Cattle graze near a True Company oil drilling rig outside Watford.JIM URQUHART/Reuters
Xtreme Drilling & Coil Services Corp.
Thursday's close: $2.22, up 10 cents a share
52-week trading range: 96 cents to $3.29 a share
Annual dividend: none
Analysts' targets: There were three buys, two holds and no sells, according to Bloomberg data. Target prices ranged from $1.90 a share as estimated by Canaccord Genuity analyst John Tasdemir to $3 share by Cormark Securities analyst Todd Garman.
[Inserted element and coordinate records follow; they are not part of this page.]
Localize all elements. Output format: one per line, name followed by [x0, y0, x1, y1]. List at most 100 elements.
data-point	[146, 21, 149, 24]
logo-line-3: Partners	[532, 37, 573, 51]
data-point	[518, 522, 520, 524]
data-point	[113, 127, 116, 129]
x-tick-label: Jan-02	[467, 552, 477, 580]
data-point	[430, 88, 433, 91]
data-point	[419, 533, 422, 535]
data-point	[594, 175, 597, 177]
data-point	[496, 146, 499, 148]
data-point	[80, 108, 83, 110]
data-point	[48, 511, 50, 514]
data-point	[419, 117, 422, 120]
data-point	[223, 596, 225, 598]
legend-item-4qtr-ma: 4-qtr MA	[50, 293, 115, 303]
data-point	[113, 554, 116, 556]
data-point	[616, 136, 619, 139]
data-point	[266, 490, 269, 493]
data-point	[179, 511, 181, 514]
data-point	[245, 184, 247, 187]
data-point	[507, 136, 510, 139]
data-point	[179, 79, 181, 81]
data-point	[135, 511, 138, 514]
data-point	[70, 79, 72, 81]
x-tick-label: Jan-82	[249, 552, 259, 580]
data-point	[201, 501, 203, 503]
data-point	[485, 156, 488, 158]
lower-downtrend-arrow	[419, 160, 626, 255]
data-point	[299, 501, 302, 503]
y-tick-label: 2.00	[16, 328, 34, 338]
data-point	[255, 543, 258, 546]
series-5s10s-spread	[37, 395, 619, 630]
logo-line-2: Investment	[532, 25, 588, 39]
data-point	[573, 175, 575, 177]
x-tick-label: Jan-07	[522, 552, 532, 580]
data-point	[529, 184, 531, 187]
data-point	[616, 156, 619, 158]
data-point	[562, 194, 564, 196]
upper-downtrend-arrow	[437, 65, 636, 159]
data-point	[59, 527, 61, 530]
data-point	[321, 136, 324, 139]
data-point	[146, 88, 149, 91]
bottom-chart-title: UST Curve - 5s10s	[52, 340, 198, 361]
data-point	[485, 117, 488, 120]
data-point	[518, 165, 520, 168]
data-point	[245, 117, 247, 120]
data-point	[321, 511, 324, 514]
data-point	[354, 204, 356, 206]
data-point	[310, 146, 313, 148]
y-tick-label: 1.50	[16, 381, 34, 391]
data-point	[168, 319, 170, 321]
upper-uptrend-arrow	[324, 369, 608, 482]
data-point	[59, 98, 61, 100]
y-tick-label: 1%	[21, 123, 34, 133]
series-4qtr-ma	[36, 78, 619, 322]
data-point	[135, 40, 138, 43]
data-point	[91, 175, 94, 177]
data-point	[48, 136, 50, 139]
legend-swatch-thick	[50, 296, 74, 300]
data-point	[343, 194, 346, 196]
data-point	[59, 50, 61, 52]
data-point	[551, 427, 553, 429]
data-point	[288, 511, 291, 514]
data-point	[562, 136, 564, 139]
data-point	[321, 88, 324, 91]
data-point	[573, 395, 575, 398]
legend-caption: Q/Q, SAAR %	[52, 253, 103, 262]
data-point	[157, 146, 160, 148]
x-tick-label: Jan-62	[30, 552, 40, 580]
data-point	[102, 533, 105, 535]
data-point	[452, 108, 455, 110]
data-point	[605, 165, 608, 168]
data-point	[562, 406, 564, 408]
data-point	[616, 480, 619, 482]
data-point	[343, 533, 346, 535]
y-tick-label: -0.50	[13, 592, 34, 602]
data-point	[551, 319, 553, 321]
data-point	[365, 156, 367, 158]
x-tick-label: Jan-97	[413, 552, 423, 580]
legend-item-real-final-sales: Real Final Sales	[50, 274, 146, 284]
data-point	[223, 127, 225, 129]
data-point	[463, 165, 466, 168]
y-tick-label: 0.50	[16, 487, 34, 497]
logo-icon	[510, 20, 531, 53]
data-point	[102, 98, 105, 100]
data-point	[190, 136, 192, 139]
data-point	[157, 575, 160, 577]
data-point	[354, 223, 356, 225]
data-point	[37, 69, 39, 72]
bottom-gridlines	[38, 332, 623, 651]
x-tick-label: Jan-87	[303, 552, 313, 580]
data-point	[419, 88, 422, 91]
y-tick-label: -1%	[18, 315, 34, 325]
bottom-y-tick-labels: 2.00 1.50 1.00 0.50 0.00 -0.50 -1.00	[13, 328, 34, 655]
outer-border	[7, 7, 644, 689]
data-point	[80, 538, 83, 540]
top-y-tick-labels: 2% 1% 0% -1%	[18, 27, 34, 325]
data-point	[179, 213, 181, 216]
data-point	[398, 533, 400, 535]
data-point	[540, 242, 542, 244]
Recent history: Shares of the Calgary-based contract driller for oil and gas companies have shed 31 per cent over the past year. Formerly known as Xtreme Coil Drilling Corp., the company operates a fleet of 22 drilling rigs and seven coiled tubing service units. It is mainly focused on U.S. resource plays like Eagle Ford Shale in Texas and Niobrara in Colorado, but also does business in Canada and Saudi Arabia. Xtreme Drilling's stock has struggled because the firm racked up a pile of debt after embarking on an ambitious capital expansion program, and rigs were not efficiently utilized. Its EBITDA [earnings before interest taxes depreciation and amortization] margin hit a low point of 18.5 per cent in second quarter of 2012 before rebounding to nearly 30 per cent by the end of the year. Thomas Wood, who founded the company in 2005, took over as interim chief executive officer in late 2011 following the resignation of former CEO Rod Uchytil. Because of a dramatic turnaround in financial performance since Mr. Wood took over the helm, he was appointed permanent CEO last month. In the fourth quarter of 2012, the company posted record EBITDA of $14.8-million, or a 140 per cent increase from a year earlier, on record revenue of $50.4-million. The driller will report first-quarter results on May 7.
Manager insight: Xtreme Drilling, whose shares have bounced back from just below $1 a share last fall, is a turnaround story that still has legs, says Stephen Andersons, a portfolio manager at Toronto-based Venator Capital Management Ltd.
The name came on his radar screen because he was looking for stocks trading at a deep discount to asset value. "It was trading at about 25 per cent to tangible book value [estimated at $4 a share] last fall," said Mr. Andersons, who began buying its shares last October.
"Drilling is a cyclical business," he said. "At peak cycle, they trade at 1 to 1.5 times book value. We were were buying it at 25 per cent of book value, and now it is at 50 per cent. ... This stock is worth at least $4 a share and possibly more."
The contract driller has increased operating margins through cost controls and other improvements, and "hopefully it can get to the 35 per cent range," he said. While the company reported revenue of about $85-million in 2010 and $104-million in 2011, "we expect this year it will be over $210-million," he noted.
"You are looking at these guys who were burning cash before and increasing debt," he said. "Now they are paying down debt, increasing revenue and increasing margins. So it is a pretty good argument that there is a changing course in the company. We expect it will be reflected in the valuation over time."
Analysts are warming up to the story, Mr. Andersons said. "They [Xtreme Drilling] have two proven quarters of increasing margins and cash flow, and we expect that trend to continue. It is a turnaround story that is going to get better in our mind. ... The risk is if oil prices drop substantially, and then companies shut in production and don't drill as much."